ValparaisoNdT. : Ce texte est une tentative de réflexion suite à la mort d’un veilleur de nuit dans l’incendie d’un immeuble, qui a eu lieu dans le contexte d’une manifestation à Valparaíso, au Chili, le 21 mai dernier. Plus en général c’est une réflexion sur la conflictualité contre l’existant et les conséquences de nos actes et des moments de lutte auxquels on participe. Il n’est pas inintéressant de réfléchir à ce sujet, toute proportion gardée, dans un moment où ici en France on débat sur la « légitimité » ou pas  de certaines attaques et la façon dont elles seront perçues (on parle évidemment des dissociations de la casse à l’hôpital Necker).

Nous qui nous positionnons depuis une perspective révolutionnaire qui considère que la libération ne sera totale qu’une fois après avoir balayé l’intégralité du monde capitaliste, nous sommes conscients de notre réalité, et conscients que l’histoire n’est pas seulement un cumul de documents qui témoignent de notre défaite, mais que c’est un mouvement, et c’est pourquoi il nous reste encore beaucoup à faire pour y avoir une quelconque influence. Nous qui voulons faire de notre activité vitale une pratique de subversion de cette réalité, nous pourrions difficilement condamner les actions d’incursion violente contre la police et la grande ville capitaliste. Bien au contraire, il pourrait y avoir des appréciations différentes sur l’utilité de cette violence et la manière d’y avoir recours, mais une condamnation totale est injustifiée sans se positionner à son tour en défense de l’ordre.

À Valparaíso nous avons vu un déchaînement destructif massif, percutant et avec des objectifs clairs qui pour beaucoup nous a rappelé la nuit du 28 mai 2015 à Santiago, il y a un an déjà, lorsque d’énormes groupes d’enragés, certains organisés et d’autres non, ont profité de l’obscurité qu’offrait l’appel nocturne à balayer tout ce qui mérite de l’être. Lorsque cela s’est passé, tout juste une semaine avant, dans la manifestation précédente, un militant de l’organisation jaune UNE [NdT : Union Nationale Étudiante], Rodrigo Avilés, a été gravement blessé après s’être pris de plein fouet le jet d’un canon à eau qui l’envoya sur le pavé durant la manifestation du 21 mai 2015 à Valparaíso. Cet incident aurait calmé les flics dans la manifestation suivante à Santiago, ce qui, additionné à la disposition de ceux qui étaient là dans l’intention de prendre d’assaut les rues cette nuit, s’est transformé en la bacchanale de rue que l’on garde en mémoire encore aujourd’hui.
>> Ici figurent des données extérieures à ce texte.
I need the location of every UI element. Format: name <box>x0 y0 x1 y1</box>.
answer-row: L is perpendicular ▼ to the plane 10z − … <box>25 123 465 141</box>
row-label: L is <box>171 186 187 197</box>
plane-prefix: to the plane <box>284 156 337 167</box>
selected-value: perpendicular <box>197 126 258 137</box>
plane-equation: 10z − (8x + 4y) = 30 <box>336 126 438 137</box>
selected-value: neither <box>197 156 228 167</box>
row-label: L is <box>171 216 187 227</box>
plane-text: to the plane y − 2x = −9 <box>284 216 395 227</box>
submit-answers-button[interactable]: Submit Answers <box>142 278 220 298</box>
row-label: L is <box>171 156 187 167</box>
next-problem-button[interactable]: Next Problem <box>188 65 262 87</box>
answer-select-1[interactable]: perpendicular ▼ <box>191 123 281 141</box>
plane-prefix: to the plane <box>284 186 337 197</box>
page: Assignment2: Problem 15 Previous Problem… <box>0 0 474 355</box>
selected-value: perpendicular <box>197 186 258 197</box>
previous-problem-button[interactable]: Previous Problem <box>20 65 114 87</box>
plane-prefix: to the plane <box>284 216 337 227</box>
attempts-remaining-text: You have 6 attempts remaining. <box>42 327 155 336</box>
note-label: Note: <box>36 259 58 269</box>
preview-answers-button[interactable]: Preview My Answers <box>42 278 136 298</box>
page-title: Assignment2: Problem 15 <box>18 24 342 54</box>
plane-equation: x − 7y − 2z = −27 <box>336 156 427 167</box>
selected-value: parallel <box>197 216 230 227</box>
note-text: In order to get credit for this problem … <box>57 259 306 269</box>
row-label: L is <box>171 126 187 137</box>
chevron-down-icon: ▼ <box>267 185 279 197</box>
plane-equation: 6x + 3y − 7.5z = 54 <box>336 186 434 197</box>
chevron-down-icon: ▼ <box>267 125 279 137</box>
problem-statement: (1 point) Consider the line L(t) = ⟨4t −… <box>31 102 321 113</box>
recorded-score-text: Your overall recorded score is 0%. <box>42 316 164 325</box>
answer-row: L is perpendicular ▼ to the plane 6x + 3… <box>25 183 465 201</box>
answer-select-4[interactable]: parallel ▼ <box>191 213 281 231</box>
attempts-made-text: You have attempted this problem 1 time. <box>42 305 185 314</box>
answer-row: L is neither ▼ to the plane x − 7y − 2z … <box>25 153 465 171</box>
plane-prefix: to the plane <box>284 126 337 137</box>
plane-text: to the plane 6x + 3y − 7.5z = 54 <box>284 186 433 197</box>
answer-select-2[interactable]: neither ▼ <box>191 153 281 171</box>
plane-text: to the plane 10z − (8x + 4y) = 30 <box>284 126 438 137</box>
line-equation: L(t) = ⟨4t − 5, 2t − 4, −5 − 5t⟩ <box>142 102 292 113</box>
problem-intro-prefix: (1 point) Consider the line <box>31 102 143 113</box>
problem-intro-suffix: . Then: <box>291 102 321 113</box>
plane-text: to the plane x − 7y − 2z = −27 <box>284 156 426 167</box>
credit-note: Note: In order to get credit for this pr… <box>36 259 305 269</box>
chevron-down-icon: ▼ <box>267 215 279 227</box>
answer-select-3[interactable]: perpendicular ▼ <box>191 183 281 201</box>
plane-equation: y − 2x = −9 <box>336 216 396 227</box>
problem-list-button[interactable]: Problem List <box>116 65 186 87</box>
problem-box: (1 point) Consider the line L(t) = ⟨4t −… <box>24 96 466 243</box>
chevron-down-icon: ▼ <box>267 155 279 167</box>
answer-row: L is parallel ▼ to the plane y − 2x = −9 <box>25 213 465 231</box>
Cette année à Valparaíso il y a eu un combat intense contre la police en même temps qu’avaient lieu des destructions de magasins et de marchandises qui incarnent la dictature du Capital. Si ces formes de pratiques critiques se développent depuis plusieurs années, c’est bien la première fois qu’on le voit avec une telle intensité d’une manière si « soignée » (dans le sens où la violence au début s’est déchaîné d’un coup et seulement contre ce qui mérite d’être balayé selon nous), décidée et préméditée. Des hordes de gens masqués martelant le goudron, déchirant la superficie grisâtre qui s’étend à travers le monde marchandisé appelé urbanisation, afin d’avoir sous la main de quoi en faire baver aux sbires, tandis que d’autres lançaient ce même goudron et du feu, et simultanément d’autres défonçaient les portes des grands magasins pour détruire la marchandise (ou la voler, ce qui est une autre sorte de destruction de marchandise en détournant l’utilité de l’objet).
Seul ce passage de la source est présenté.